Резвиться в поисках виновников и заговорщиков можно долго, а еще дольше можно резвиться по поводу людских тупости и невежества. Беда в том, что многие стороны событий остаются скрытыми от нас и сегодня. И не потому, что мы чего–то не знаем, а в первую очередь потому, что мы просто не умеем их видеть и правильно понимать. В истории (да и не только в истории) мы очень часто видим событие, но совершенно не в силах понять, почему оно произошло, какова сущность явления и чего от него может ожидать каждый участник событий.
Такие события, как церковный раскол, революция Петра, переворот Александра II, революция и Гражданская война 1917—1920 годов, определили судьбы буквально миллионов людей, ставших их современниками. Многие из них отдали бы несколько лет жизни для того, чтобы понимать — что же происходит вокруг?! К чему все идет, чем может закончиться и что можно сделать для своего спасения и для спасения своих близких. Не имея знаний, которые появятся у людей десятилетия, а то и столетия спустя, они создавали те объяснения происходящему, на которые у них хватало ума, знаний и проницательности.
Конечно, многие из объяснений петровского переворота вовсе не были ни глупы, ни наивны, но только в самые последние десятилетия появилась научная теория, объясняющая, почему в основание петербургского периода нашей истории вошли такие странные посылки.
И показывающая в совершенно новом свете очень многое из произошедшего в момент петровского переворота,
Я познакомлю читателя с теорией, разработанной российскими учеными Ю.М. Лотманом и Б.А. Успенским (Успенский Б.А., Лотман М.Ю. Роль дуальных моделей в динамике русской культуры (до конца XVIII века) // Успенский Б.А. Избранные труды. Т. I. M., 1996. С. 338—380); без знания этой теории наше понимание Петровской эпохи может оказаться неполным.

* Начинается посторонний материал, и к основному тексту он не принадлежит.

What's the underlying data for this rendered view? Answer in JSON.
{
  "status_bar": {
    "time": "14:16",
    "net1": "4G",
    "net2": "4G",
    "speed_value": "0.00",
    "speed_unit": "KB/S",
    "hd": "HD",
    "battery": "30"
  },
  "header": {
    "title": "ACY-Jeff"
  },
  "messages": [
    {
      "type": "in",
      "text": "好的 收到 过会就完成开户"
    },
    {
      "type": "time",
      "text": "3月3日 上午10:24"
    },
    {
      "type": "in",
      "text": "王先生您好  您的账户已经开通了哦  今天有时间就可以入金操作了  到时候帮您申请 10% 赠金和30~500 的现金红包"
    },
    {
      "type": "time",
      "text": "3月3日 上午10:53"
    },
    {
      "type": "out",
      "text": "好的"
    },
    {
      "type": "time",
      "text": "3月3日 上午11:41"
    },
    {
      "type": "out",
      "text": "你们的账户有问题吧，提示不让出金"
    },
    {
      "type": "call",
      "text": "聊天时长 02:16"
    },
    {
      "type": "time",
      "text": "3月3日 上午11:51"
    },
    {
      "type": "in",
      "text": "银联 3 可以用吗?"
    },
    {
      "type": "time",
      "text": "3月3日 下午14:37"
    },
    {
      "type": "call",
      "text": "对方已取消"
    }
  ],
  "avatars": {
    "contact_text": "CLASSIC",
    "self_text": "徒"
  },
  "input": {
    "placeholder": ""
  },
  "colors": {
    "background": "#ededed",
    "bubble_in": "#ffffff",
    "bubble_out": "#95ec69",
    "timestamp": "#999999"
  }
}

Но помните: я излагаю не истину в последней инстанции, а «всего лишь» научную гипотезу, которая может быть еще и неверной.
…Христианская церковь видела мир как столкновения добрых и злых сил. Не было в мире ничего, что для неё не было бы или праведным, или грешным. Любое решение императоров, любое явление в природе было или хорошим, святым, или плохим, грешным. Животные, минералы, звезды, народы и отдельные люди жестко разделялись на «положительных» и «отрицательных», святых и грешных.
В XIII веке католики признали существование рая, ада и чистилища — особого места, где души проходят искупление мелких, не «смертных» грехов и попадают потом все же в рай. В западном христианстве появилось представление о нейтральном — о личностях, явлениях и поступках, которые не грешны и не праведны. И пока не затрагивалась сфера грешного и святого, западное общество могло изменяться, не ставя под сомнение свои важнейшие ценности. Научившись у арабов делать бумагу и создавая горнорудную промышленность, западные христиане и не грешили, и не приближались к святости.
Восточное христианство продолжало жить в мире, где не было ничего нейтрального — такого, что не было бы ни грешным, ни праведным. Благодаря этому византийские ученые состоялись как невероятнейшие моралисты, тратившие массу времени на объяснения того, как блаженны, скажем, птицы, склевывающие в садах насекомых, сколь велик Господь, сотворивший этих птиц, как они полезны для человека и вообще как хорошо, что они есть. Для них важны были не только, а часто и не столько факты, сколько их религиозно–морализаторское истолкование.
Русь и в XIII, и в XVII веках в представлении русских оставалась святой землей, в которой все было абсолютно священно и праведно. Любая мелочь, включая обычай класть поясные поклоны, спать после обеда или сидеть именно на лавке, а не на стуле, был священным обычаем. Отступиться от него значило в какой–то степени отступиться и от христианства. Естественно, в эти священные установки нельзя было вносить никаких изменений. Начать иначе пахать землю или ковать металл значило не просто отойти от заветов предков, но и усомниться в благодатности Святой Руси.
Все остальные страны, и восточные, и западные, рассматривались как грешные, отпавшие от истинной веры. Конечно, русские цари организовывали новые производства, заводили «полки нового строя» и, нанимая немецких и шотландских инженеров и офицеров, ставили их над русскими рабочими и солдатами — просто потому, что они владели знаниями, которых у русских ещё не было. Но даже в конце XVII века прикосновение к «инородцу» опоганивало; входить к нему в дом и есть его пищу было нельзя с религиозной точки зрения. Немцы оставались теми, кто используется, но у кого почти не учатся. Русское общество бешено сопротивлялось всяким попыткам его хоть немного изменить.